Nel 1984 però la Russo partecipa al Festivalbar, quasi a voler tener buona la CGD e porterà, oltre al singolo e a “Mediterranea”, anche “Demenzial Song”, brano che si snoda su una base ossessiva di drum machine e che la porta a raggiungere il registro M3, il cosiddetto “whistle sound”, ovvero l’intervallo tonale più acuto udibile dall’orecchio umano. E se non ci credete ascoltate com’è cantato il “Polonia” nel ritornello della traccia in questione. Subito successiva è “Una sera molto strana”, brano quasi da operetta, in cui la voce di Giuni è guidata dal testo di Faffner, pseudonimo del famoso critico musicale Mario Luzzato Fegiz, che aveva già collaborato con lei nell’album precedente. Il risultato è un brano davvero “molto strano”, in bilico tra la già citata lirica e i suoni sintetici leitmotiv del disco. Di primo acchito potrà sembrare davvero un azzardo, ma se pariamo di “osare” musicalmente è esattamente lì che andiamo a parare, parliamo di un disco di quasi quarant’anni fa che fa qualcosa che adesso non riusciamo neanche ad immaginare. Se anche il concetto di “sperimentazione” che abbiamo in mente fosse fermo al solo Brian Eno, dovremmo tenere conto del suo continuo mischiare i linguaggi, e cos’è questo brano se non un riuscito tentativo di sintesi tra due mondi apparentemente distanti?
Subito dopo, “Le contrade di Madrid” ovvero il classico brano-ponte che apre il lato B, il sesto brano che prova ad incuriosire e rialzare la soglia dell’attenzione anche nei confronti del retro del vinile. E in che modo.
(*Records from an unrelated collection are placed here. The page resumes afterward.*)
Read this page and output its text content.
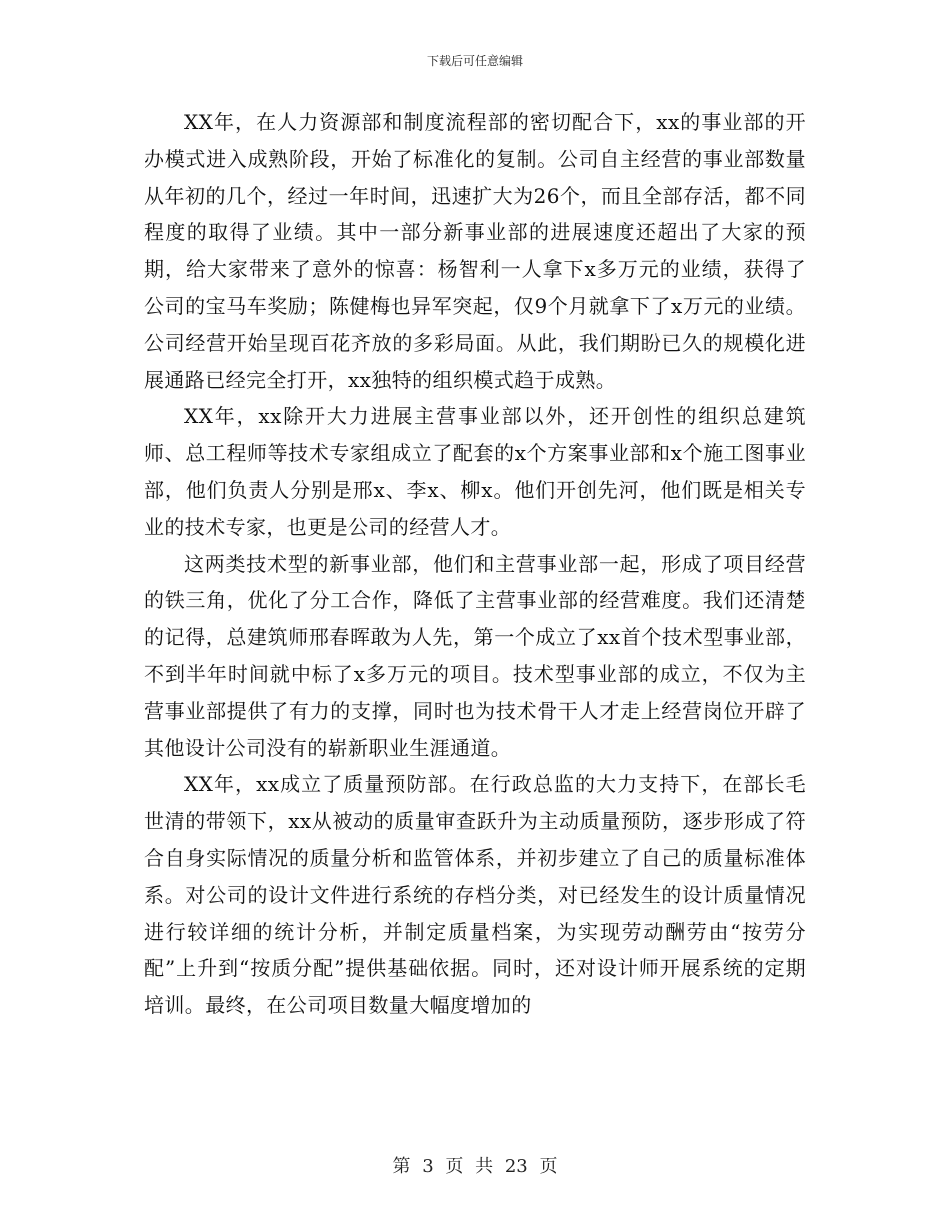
下载后可任意编辑

XX年，在人力资源部和制度流程部的密切配合下，xx的事业部的开办模式进入成熟阶段，开始了标准化的复制。公司自主经营的事业部数量从年初的几个，经过一年时间，迅速扩大为26个，而且全部存活，都不同程度的取得了业绩。其中一部分新事业部的进展速度还超出了大家的预期，给大家带来了意外的惊喜：杨智利一人拿下x多万元的业绩，获得了公司的宝马车奖励；陈健梅也异军突起，仅9个月就拿下了x万元的业绩。公司经营开始呈现百花齐放的多彩局面。从此，我们期盼已久的规模化进展通路已经完全打开，xx独特的组织模式趋于成熟。

XX年，xx除开大力进展主营事业部以外，还开创性的组织总建筑师、总工程师等技术专家组成立了配套的x个方案事业部和x个施工图事业部，他们负责人分别是邢x、李x、柳x。他们开创先河，他们既是相关专业的技术专家，也更是公司的经营人才。

这两类技术型的新事业部，他们和主营事业部一起，形成了项目经营的铁三角，优化了分工合作，降低了主营事业部的经营难度。我们还清楚的记得，总建筑师邢春晖敢为人先，第一个成立了xx首个技术型事业部，不到半年时间就中标了x多万元的项目。技术型事业部的成立，不仅为主营事业部提供了有力的支撑，同时也为技术骨干人才走上经营岗位开辟了其他设计公司没有的崭新职业生涯通道。

XX年，xx成立了质量预防部。在行政总监的大力支持下，在部长毛世清的带领下，xx从被动的质量审查跃升为主动质量预防，逐步形成了符合自身实际情况的质量分析和监管体系，并初步建立了自己的质量标准体系。对公司的设计文件进行系统的存档分类，对已经发生的设计质量情况进行较详细的统计分析，并制定质量档案，为实现劳动酬劳由“按劳分配”上升到“按质分配”提供基础依据。同时，还对设计师开展系统的定期培训。最终，在公司项目数量大幅度增加的

第 3 页 共 23 页
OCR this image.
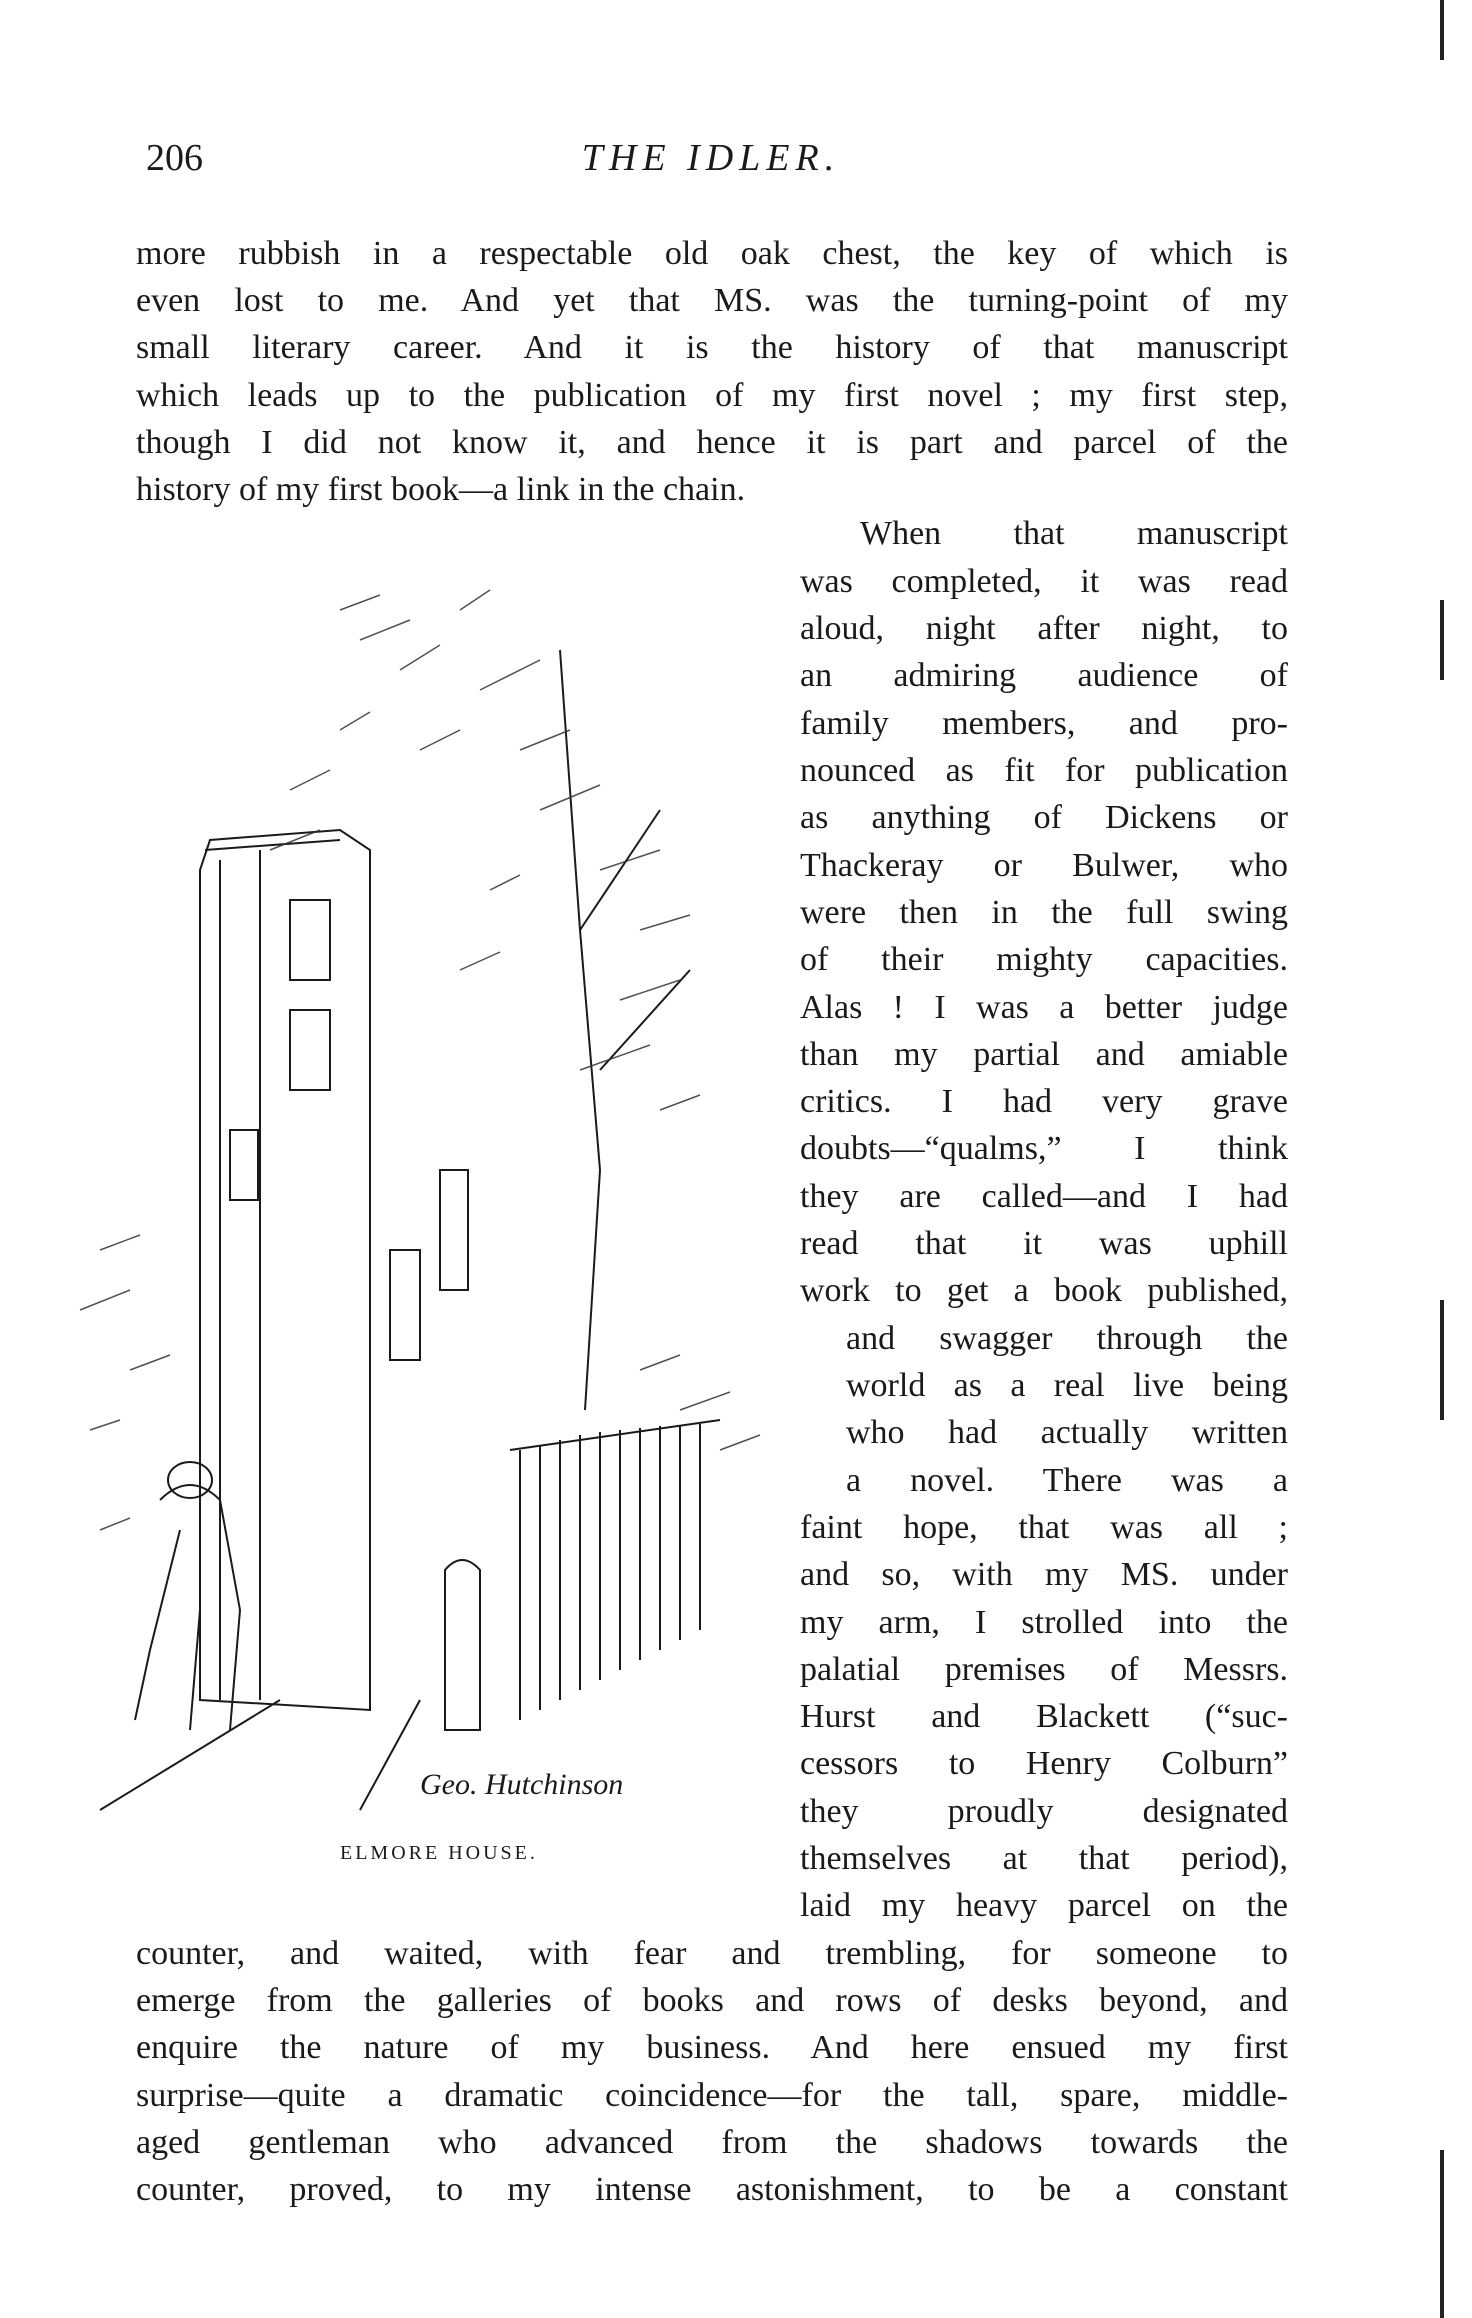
206	THE IDLER.
more rubbish in a respectable old oak chest, the key of which is
even lost to me. And yet that MS. was the turning-point of my
small literary career. And it is the history of that manuscript
which leads up to the publication of my first novel ; my first step,
though I did not know it, and hence it is part and parcel of the
history of my first book—a link in the chain.
Geo. Hutchinson
ELMORE HOUSE.
When that manuscript
was completed, it was read
aloud, night after night, to
an admiring audience of
family members, and pro-
nounced as fit for publication
as anything of Dickens or
Thackeray or Bulwer, who
were then in the full swing
of their mighty capacities.
Alas ! I was a better judge
than my partial and amiable
critics. I had very grave
doubts—“qualms,” I think
they are called—and I had
read that it was uphill
work to get a book published,
and swagger through the
world as a real live being
who had actually written
a novel. There was a
faint hope, that was all ;
and so, with my MS. under
my arm, I strolled into the
palatial premises of Messrs.
Hurst and Blackett (“suc-
cessors to Henry Colburn”
they proudly designated
themselves at that period),
laid my heavy parcel on the
counter, and waited, with fear and trembling, for someone to
emerge from the galleries of books and rows of desks beyond, and
enquire the nature of my business. And here ensued my first
surprise—quite a dramatic coincidence—for the tall, spare, middle-
aged gentleman who advanced from the shadows towards the
counter, proved, to my intense astonishment, to be a constant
Ma arriva la successiva “Babilonia”, con il suo ritmo frenetico, la citazione dai Carmina Burana ed i suoi continui rimandi al mondo LGBT. La stessa Giuni Russo, in un’intervista per “Babilonia” del 15 giugno 1984, diceva «Ho inciso un pezzo che definisco “frocissimo” e piacerà molto ad un certo tipo di pubblico». E se “Ciao” è un brano che racchiude nel suo ultimo minuto la dimensione dell’esercizio stilistico posto in essere dall’artista siciliana, la conclusiva “Keiko” è un viaggio in Giappone sapientemente pilotato dalla voce di Giuni, che ripete “ti amo” e “grazie” nella lingua del Sol Levante rievocando, essendo Keiko un nome tipicamente femminile, tematiche care al movimento omosessuale.
Fare arte o fare soldi?
Passano così trentacinque minuti e si rimane avvolti tra i solchi di questo disco, se pur ascoltato in versione digitale. Al di là della bellezza dell’album in genere, del tutto al pari con le produzioni estere contemporanee, non si può far a meno di centrare una digressione sul ruolo che la discografia ha avuto nel corso degli anni. Una sorta di miopia endemica che ha precluso il successo ad alcuni, ha modificato o addirittura cancellato le carriere di altri, in nome della vendibilità del prodotto. Finendo per manifestare, in campo musicale, quello che Schulz-Buschhaus identificava come paradosso prettamente letterario, ovvero la teorica propensione per la novità ma la continua reiterazione, nella pratica, di determinati modelli considerati di successo e quindi remunerativi. Il nuovo, ma fino a un certo punto, poi bisogna fatturare.
Com’è andata a finire la querelle tra la cantante e la sua casa discografica? Nel 1985 Giuni Russo si mette al lavoro per il suo nuovo disco, che però viene ostacolato tanto dalla CGD quanto da altre case discografiche, che si rifiutano di mettere sotto contratto un’artista “disobbediente”. Firma per la Bubble Records, un’etichetta molto piccola ma per questo fuori dall’ambiente tossico che aveva voltato le spalle a Giuni. Nel 1986 esce il disco che porta il nome della cantante, al suo interno c’è “Alghero”. Credo risulti chiara l’entità del successo. Del resto, questo riflette la carriera di Giuni Russo: raggiunge il successo con canzoni estive o comunque apparentemente leggere ma nasconde in sé un mondo intero ancora lontano dall’essere totalmente svelato. Un’artista sottovalutata, senza ombra di dubbio ma tra le colonne portanti della musica italiana di qualità.